City of Fulton announces first public engagement session for Downtown Revitalization Initiative

FULTON - The City of Fulton announced that the first Downtown Revitalization Initiative (DRI) public input session will take place from 6-8 p.m. on Thursday, Nov. 7 at City Hall community room. Governor Cuomo announced the $10 million DRI award for the city in August in front of more than 200 city residents who welcomed the news. In addition to the funding award, the DRI takes a comprehensive planning approach to transforming Fulton’s downtown. Part of that planning process includes three public input sessions.

Only one community in each of the state’s 10 Regional Economic Development areas will receive the DRI award. Fulton was this year’s Central New York Regional Economic Development Council’s (CNYREDC) pick based on the city’s past investment, future potential, recent or impending job growth, support for local vision and readiness.

In each DRI community, a Local Planning Committee (LPC) comprised of local and regional leaders and other stakeholders will oversee the development of a strategic investment plan.

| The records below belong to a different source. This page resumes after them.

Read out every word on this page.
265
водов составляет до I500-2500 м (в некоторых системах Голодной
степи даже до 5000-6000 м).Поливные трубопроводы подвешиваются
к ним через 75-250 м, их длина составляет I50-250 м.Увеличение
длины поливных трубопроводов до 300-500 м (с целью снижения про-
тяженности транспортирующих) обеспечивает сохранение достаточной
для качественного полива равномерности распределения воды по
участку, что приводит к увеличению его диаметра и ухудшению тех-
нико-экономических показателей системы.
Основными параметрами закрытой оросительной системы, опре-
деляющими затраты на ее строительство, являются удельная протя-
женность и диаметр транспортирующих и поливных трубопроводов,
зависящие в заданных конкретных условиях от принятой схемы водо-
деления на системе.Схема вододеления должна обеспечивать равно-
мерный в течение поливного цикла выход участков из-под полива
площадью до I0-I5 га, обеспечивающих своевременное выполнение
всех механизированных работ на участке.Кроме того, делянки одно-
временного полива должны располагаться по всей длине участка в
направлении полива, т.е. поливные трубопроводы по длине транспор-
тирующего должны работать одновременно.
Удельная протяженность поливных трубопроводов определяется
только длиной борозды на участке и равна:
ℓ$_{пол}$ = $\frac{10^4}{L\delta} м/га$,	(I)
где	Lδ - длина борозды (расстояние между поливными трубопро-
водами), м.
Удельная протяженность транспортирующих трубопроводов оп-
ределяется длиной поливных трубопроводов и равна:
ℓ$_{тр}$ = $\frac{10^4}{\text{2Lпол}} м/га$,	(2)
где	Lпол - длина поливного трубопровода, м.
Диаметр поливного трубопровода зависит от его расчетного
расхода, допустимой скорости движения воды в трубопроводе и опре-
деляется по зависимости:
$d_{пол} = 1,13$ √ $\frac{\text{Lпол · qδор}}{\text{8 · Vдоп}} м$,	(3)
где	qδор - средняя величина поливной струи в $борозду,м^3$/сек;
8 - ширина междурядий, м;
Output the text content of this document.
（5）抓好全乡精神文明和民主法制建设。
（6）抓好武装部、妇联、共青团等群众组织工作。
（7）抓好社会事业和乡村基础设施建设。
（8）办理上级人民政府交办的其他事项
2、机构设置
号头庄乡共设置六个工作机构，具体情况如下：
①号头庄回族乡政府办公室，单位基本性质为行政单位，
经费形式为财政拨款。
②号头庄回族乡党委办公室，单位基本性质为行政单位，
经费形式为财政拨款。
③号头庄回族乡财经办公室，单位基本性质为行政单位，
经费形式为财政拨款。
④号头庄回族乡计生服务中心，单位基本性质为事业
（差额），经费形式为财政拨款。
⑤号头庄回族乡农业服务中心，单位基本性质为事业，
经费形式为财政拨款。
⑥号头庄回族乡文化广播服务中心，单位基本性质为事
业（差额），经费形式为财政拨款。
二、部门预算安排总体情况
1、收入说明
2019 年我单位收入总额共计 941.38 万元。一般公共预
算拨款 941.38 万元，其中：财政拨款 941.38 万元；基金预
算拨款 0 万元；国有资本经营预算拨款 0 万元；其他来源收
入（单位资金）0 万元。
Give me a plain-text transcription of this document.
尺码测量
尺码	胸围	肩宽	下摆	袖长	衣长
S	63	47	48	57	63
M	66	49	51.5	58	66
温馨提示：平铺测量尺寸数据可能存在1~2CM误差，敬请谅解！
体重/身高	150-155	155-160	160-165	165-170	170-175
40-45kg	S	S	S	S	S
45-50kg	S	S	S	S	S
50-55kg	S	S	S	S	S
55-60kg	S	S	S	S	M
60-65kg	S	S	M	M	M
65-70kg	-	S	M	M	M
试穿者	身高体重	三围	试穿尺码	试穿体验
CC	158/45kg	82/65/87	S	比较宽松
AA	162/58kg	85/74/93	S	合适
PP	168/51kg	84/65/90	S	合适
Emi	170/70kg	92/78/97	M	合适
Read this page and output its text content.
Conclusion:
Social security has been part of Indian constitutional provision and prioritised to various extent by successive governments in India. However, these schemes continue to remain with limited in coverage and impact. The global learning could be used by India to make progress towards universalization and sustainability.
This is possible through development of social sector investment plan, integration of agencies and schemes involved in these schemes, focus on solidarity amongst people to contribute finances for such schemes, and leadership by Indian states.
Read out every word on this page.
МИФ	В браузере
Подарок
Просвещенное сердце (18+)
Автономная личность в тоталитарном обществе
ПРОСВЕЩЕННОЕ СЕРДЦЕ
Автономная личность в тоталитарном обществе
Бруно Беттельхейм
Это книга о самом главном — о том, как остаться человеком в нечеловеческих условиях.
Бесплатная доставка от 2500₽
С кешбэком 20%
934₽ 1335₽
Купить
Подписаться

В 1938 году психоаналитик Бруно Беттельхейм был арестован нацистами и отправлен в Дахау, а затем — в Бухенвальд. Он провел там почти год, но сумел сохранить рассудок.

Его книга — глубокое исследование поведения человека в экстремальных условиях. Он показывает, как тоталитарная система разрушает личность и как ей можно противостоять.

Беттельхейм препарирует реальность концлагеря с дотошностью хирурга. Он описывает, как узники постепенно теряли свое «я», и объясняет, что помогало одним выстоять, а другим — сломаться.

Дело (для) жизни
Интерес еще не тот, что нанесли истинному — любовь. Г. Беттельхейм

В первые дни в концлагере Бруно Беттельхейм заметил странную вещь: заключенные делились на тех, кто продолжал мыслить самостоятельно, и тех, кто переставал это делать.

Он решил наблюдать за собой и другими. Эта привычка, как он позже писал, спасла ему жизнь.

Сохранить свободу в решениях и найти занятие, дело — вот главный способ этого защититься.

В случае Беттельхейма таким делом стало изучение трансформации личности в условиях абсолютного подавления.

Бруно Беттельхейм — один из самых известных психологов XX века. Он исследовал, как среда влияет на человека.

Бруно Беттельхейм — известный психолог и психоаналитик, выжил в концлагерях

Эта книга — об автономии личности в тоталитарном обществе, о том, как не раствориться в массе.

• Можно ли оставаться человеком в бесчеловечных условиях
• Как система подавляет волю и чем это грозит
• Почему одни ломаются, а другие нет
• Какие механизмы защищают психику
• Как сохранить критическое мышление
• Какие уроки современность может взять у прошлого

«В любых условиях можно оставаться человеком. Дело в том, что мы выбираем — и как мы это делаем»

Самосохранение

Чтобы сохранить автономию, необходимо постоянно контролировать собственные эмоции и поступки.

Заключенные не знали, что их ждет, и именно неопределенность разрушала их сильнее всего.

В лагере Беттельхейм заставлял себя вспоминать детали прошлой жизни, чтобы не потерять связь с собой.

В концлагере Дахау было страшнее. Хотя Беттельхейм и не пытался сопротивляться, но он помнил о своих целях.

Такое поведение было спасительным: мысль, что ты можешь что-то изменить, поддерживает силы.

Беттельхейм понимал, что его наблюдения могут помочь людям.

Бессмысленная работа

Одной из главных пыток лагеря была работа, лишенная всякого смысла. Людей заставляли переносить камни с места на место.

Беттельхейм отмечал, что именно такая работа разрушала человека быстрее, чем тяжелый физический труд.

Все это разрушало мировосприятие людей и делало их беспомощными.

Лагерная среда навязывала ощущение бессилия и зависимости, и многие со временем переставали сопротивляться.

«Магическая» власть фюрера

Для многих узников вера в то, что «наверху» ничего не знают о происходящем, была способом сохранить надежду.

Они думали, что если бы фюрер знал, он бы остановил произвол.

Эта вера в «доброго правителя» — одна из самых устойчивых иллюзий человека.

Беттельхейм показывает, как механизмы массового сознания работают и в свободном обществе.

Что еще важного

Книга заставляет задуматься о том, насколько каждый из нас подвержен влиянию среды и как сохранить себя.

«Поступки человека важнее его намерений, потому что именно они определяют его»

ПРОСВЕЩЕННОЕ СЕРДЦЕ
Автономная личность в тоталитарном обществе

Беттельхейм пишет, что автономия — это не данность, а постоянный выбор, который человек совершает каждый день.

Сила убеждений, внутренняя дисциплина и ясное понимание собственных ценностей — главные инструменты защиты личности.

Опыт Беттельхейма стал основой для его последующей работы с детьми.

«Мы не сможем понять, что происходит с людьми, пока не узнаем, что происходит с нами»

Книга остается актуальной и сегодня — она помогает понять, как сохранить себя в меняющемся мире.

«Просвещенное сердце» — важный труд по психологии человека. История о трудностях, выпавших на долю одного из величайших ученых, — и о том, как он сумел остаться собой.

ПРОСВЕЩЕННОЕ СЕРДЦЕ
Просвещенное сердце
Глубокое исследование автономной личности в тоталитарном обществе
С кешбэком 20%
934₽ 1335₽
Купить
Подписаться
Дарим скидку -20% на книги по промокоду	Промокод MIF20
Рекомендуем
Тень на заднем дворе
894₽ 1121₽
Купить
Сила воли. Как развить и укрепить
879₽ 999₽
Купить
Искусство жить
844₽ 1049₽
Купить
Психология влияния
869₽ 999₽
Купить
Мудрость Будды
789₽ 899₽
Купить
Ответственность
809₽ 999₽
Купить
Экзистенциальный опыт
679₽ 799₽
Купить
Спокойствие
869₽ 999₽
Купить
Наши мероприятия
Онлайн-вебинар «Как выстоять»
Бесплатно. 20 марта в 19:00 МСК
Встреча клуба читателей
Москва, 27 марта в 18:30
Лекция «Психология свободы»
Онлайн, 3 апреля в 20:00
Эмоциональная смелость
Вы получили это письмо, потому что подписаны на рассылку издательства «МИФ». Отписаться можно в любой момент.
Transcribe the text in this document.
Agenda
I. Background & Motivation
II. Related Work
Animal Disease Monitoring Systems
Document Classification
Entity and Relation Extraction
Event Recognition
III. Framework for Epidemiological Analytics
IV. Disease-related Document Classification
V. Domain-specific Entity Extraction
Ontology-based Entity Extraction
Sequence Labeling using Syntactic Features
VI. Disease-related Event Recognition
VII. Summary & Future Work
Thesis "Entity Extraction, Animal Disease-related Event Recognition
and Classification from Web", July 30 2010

Part of the LPC’s role is to gather public input on the overall plan and ensure that projects recommended for funding will have the greatest economic impact and improve the quality of life for the city.

“Public input is critical in this process,” said L. Michael Treadwell who was appointed to serve as the city’s co-chair of the DRI as a member of the Central New York Regional Economic Development Council. “We want the DRI to have as much impact as it can and we need the public to give us their thoughts, input and concerns as the LPC formulates the final plan with the state.”

Treadwell, who also serves as Executive Director of the Operation Oswego County Inc., said the projects put forth in the initial application are part of the mix but that the city is seeking more projects so that the public, the LPC and the state can ultimately select the most viable projects to receive the funding awards.

The LPC will meet monthly until March with consultants and state planners to both review projects and create priorities in addition to taking part in the three public engagement events. All meetings are open to the public. The first LPC meeting was held on Oct. 10.